In the Irish Daily Mail, Tom Doorley was at Elephant and Castle in Monkstown to see if their famous chicken wings still lived up to expectations. With a headline saying "We need to talk about the Elephant in this Castle", we thought they were in for an attack on the fact that their chicken wings aren't free-range (the menu doesn't even say if they're Irish), but after reading it several times we're still unclear what the elephant was. He thought the wings were as good as ever, but spare ribs were "pedestrian" with a "why" flavour combination of molasses and ginger".

Main courses were "eminently edible" - yum - with salmon and Irish lamb both cooked perfectly, but a calamari salad was "tedium". An ice-cream sundae for dessert was "splendidly old-fashioned", but a slice of lemon tart, complete with soggy bottom, was so bad he couldn't believe it had been let out of the kitchen. So overall a decent meal, but a bit of a letdown from that tease of a headline. (Review not currently online)

Onto the more awkward. In the Irish Times Catherine Cleary says that healthy fast food chain Leon in Temple Bar made her feel sad, and calls it "food served up by an algorithm". Major cringe reading about the "Oirish" schtick on the walls, like a poster of organic milk from Donegal accompanied by the quote "if it’s good enough for wee Daniel". Dying. Food ranged from "bland and mushy" sweet potato falafel, to "juicy and flavourful chilli chicken", but she couldn't get past her irritation at the supposedly sustainable organisation serving everything in disposable (albeit compostible) containers.
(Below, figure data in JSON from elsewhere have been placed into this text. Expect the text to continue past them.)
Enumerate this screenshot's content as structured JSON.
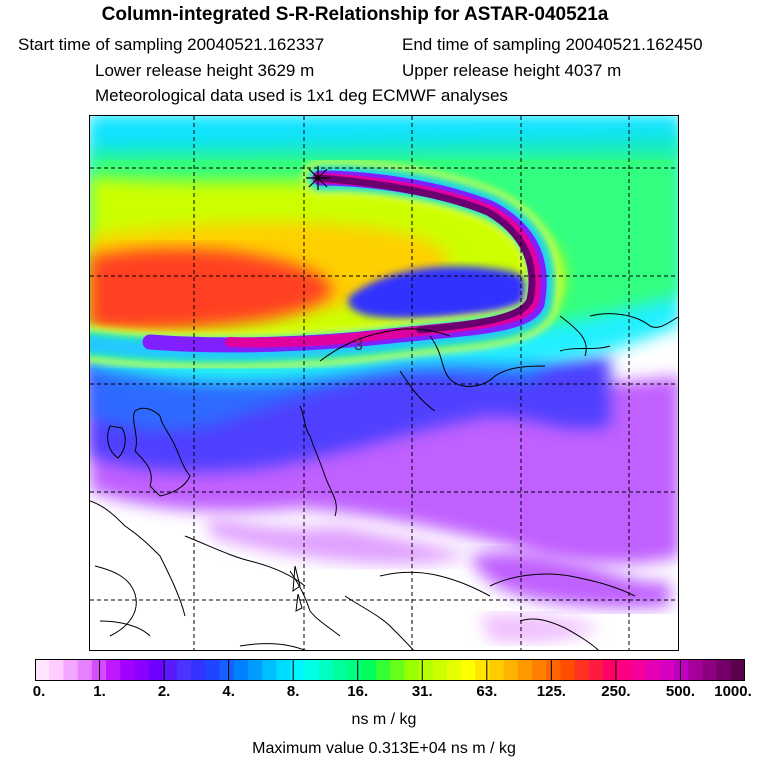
{
  "header": {
    "title": "Column-integrated S-R-Relationship for ASTAR-040521a",
    "start_time": "Start time of sampling 20040521.162337",
    "end_time": "End time of sampling 20040521.162450",
    "lower_height": "Lower release height 3629 m",
    "upper_height": "Upper release height 4037 m",
    "met_data": "Meteorological data used is 1x1 deg ECMWF analyses"
  },
  "map": {
    "contour_label": "3",
    "release_marker": "star-marker"
  },
  "colorbar": {
    "tick_labels": [
      "0.",
      "1.",
      "2.",
      "4.",
      "8.",
      "16.",
      "31.",
      "63.",
      "125.",
      "250.",
      "500.",
      "1000."
    ],
    "colors": [
      "#ffe6ff",
      "#ffccff",
      "#f2a6ff",
      "#e680ff",
      "#d64dff",
      "#bf1aff",
      "#a300ff",
      "#8c00ff",
      "#6f00ff",
      "#5a1aff",
      "#4d33ff",
      "#3333ff",
      "#2045ff",
      "#1560ff",
      "#0080ff",
      "#009dff",
      "#00bfff",
      "#00dcff",
      "#00f5ff",
      "#00ffe6",
      "#00ffc0",
      "#00ff99",
      "#00ff80",
      "#00ff5a",
      "#33ff33",
      "#66ff1a",
      "#99ff00",
      "#b3ff00",
      "#ccff00",
      "#e6ff00",
      "#ffff00",
      "#ffe600",
      "#ffcc00",
      "#ffb300",
      "#ff9900",
      "#ff8000",
      "#ff6600",
      "#ff4d00",
      "#ff3320",
      "#ff1a40",
      "#ff0066",
      "#ff0080",
      "#f5009a",
      "#e600b3",
      "#d600c0",
      "#bf00bf",
      "#a6009a",
      "#8c0080",
      "#730066",
      "#5a004d"
    ]
  },
  "unit_label": "ns m / kg",
  "max_value": "Maximum value  0.313E+04 ns m / kg"
}
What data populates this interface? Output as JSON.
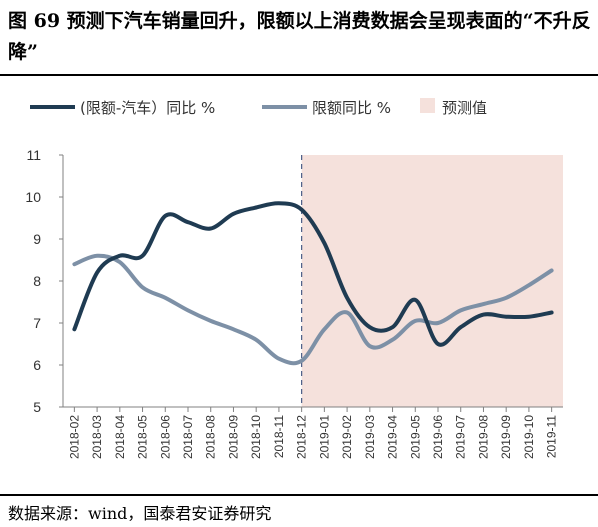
{
  "figure": {
    "title": "图 69 预测下汽车销量回升，限额以上消费数据会呈现表面的“不升反降”",
    "source": "数据来源：wind，国泰君安证券研究"
  },
  "chart_data": {
    "type": "line",
    "categories": [
      "2018-02",
      "2018-03",
      "2018-04",
      "2018-05",
      "2018-06",
      "2018-07",
      "2018-08",
      "2018-09",
      "2018-10",
      "2018-11",
      "2018-12",
      "2019-01",
      "2019-02",
      "2019-03",
      "2019-04",
      "2019-05",
      "2019-06",
      "2019-07",
      "2019-08",
      "2019-09",
      "2019-10",
      "2019-11"
    ],
    "ylim": [
      5,
      11
    ],
    "yticks": [
      5,
      6,
      7,
      8,
      9,
      10,
      11
    ],
    "forecast_region": {
      "start": "2018-12",
      "end": "2019-11",
      "label": "预测值",
      "color": "#f5e1dc"
    },
    "series": [
      {
        "name": "(限额-汽车）同比 %",
        "color": "#1f3b52",
        "values": [
          6.85,
          8.2,
          8.6,
          8.6,
          9.55,
          9.4,
          9.25,
          9.6,
          9.75,
          9.85,
          9.7,
          8.9,
          7.6,
          6.9,
          6.9,
          7.55,
          6.5,
          6.9,
          7.2,
          7.15,
          7.15,
          7.25
        ]
      },
      {
        "name": "限额同比 %",
        "color": "#7d90a6",
        "values": [
          8.4,
          8.6,
          8.45,
          7.85,
          7.6,
          7.3,
          7.05,
          6.85,
          6.6,
          6.15,
          6.1,
          6.85,
          7.25,
          6.45,
          6.6,
          7.05,
          7.0,
          7.3,
          7.45,
          7.6,
          7.9,
          8.25
        ]
      }
    ],
    "legend": {
      "placement": "top"
    }
  }
}
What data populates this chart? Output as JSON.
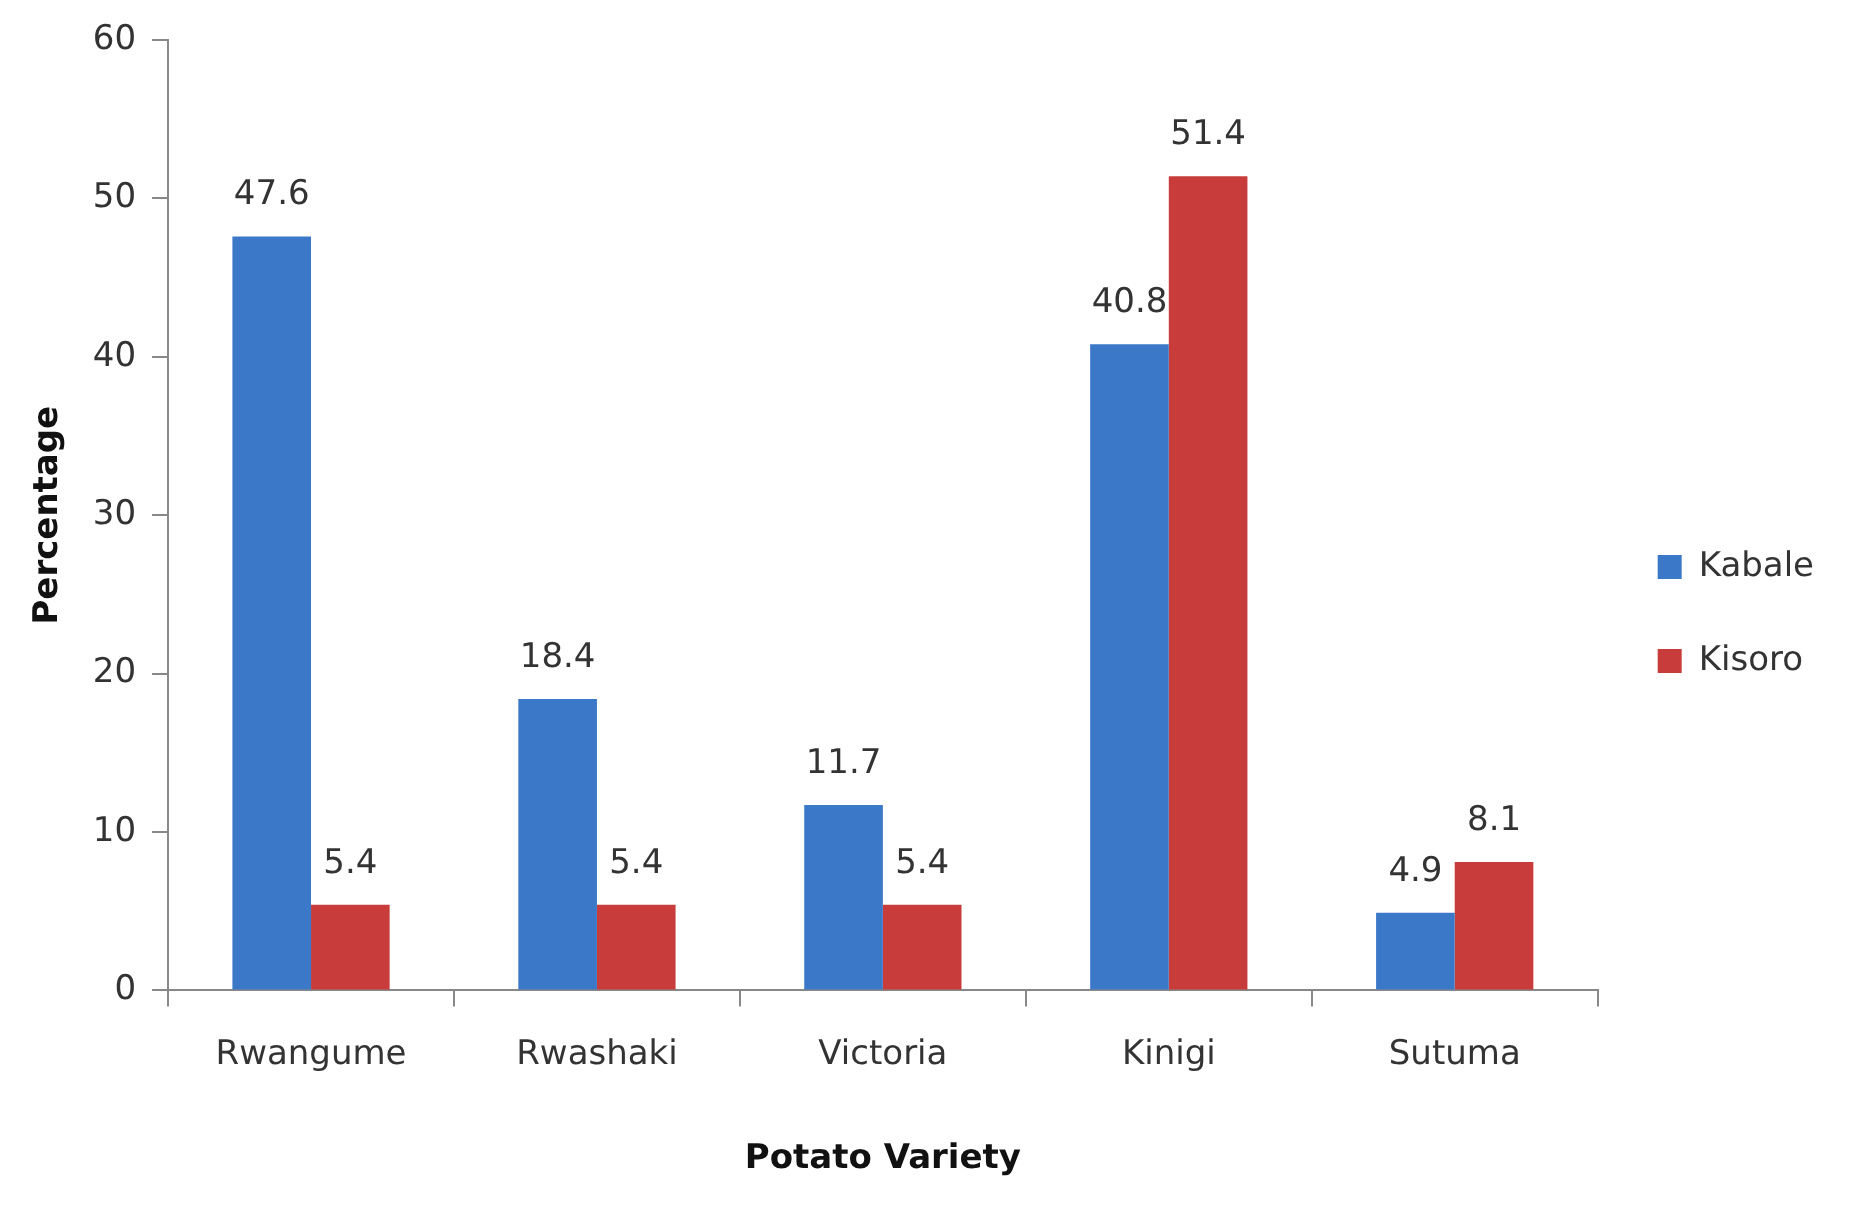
{
  "chart_data": {
    "type": "bar",
    "xlabel": "Potato Variety",
    "ylabel": "Percentage",
    "categories": [
      "Rwangume",
      "Rwashaki",
      "Victoria",
      "Kinigi",
      "Sutuma"
    ],
    "series": [
      {
        "name": "Kabale",
        "color": "#3c78c8",
        "values": [
          47.6,
          18.4,
          11.7,
          40.8,
          4.9
        ]
      },
      {
        "name": "Kisoro",
        "color": "#c83c3c",
        "values": [
          5.4,
          5.4,
          5.4,
          51.4,
          8.1
        ]
      }
    ],
    "ylim": [
      0,
      60
    ],
    "yticks": [
      0,
      10,
      20,
      30,
      40,
      50,
      60
    ],
    "grid": false,
    "legend": "right",
    "data_labels": true
  }
}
Things then took a bad turn into morto-ville, when she realised that they were tipping everything into the same bin, and that it was also going into general refuse sacks, presumably destined for a general rubbish tip. She also comments on the "vague" provenance of the "Irish" ingredients, something we were told would be revealed in the coming weeks when we wrote about the opening here. Not sure what the logic is behind keeping that a secret. She says she's sure the food is healthy, but she's not sure the model of "insatiable global expansion" is. Read about her sadness-tinged lunch here.

In the Sunday Times, Ernie Whalley slates the food at new high-end Chinese The Old Post Office in Blackrock, saying it lacks authenticity, and calling it gutless and insipid. We're gagged from going into more detail but read it here. From what we've heard there may be another iteration of the same coming next week.

After Catherine Cleary's 9/10 two weeks ago in the Irish Times, Aimsir are back with another two knock out reviews, from Lucinda O'Sullivan in the Sunday Independent and Gillian Nelis in the Sunday Business Post. Lucinda says it's clear that head chef Jordan Bailey isn't after just one star, he's used to three, and she calls each course an "Instagrammable gem", with the artisan cutlery and tableware worthy of a separate article.

Standout dishes for her included milk skin rolls filled with mushrooms, Dublin Bay skate with with three-cornered leek and chicken butter sauce, and Achill mountain mutton shoulder, and she thought €105 for the tasting menu was "bargain basement" for the experience. She advises getting there fast before they get the stars (that's stars, plural) and the price trebles. (Review not currently online).

Very similar sentiments from Gillian, who said she thought it was going to be a pretentious nightmare, but found it "lovely", and far exceeding her expectations. Dishes ranged from the "really good to the sublime", with highlights including Drummond House asparagus grilled over turf, in a hazelnut miso paste with nettle and chamomile flower sauce, and the soda bread cooked with beef fat, black treacle and Guinness, with salty butter from Tipperary - "heaven". The wine list also gets a rare 5/5 from Tomas Clancy who calls it "impeccable". Read the review here.

Finally in the Irish Independent, Katy McGuinness was at Myrtle in London, the new restaurant from Dubliner and ex-Gordon Ramsay protégé Anna Haugh, finding the food "properly tasty", "impeccable" and at times "perfection". Her signature desserts including buttermilk panna cotta with rhubarb jelly and cinnamon doughnuts were "immaculate", and although lunch felt expensive, she calls it "top-class cooking". Read that here.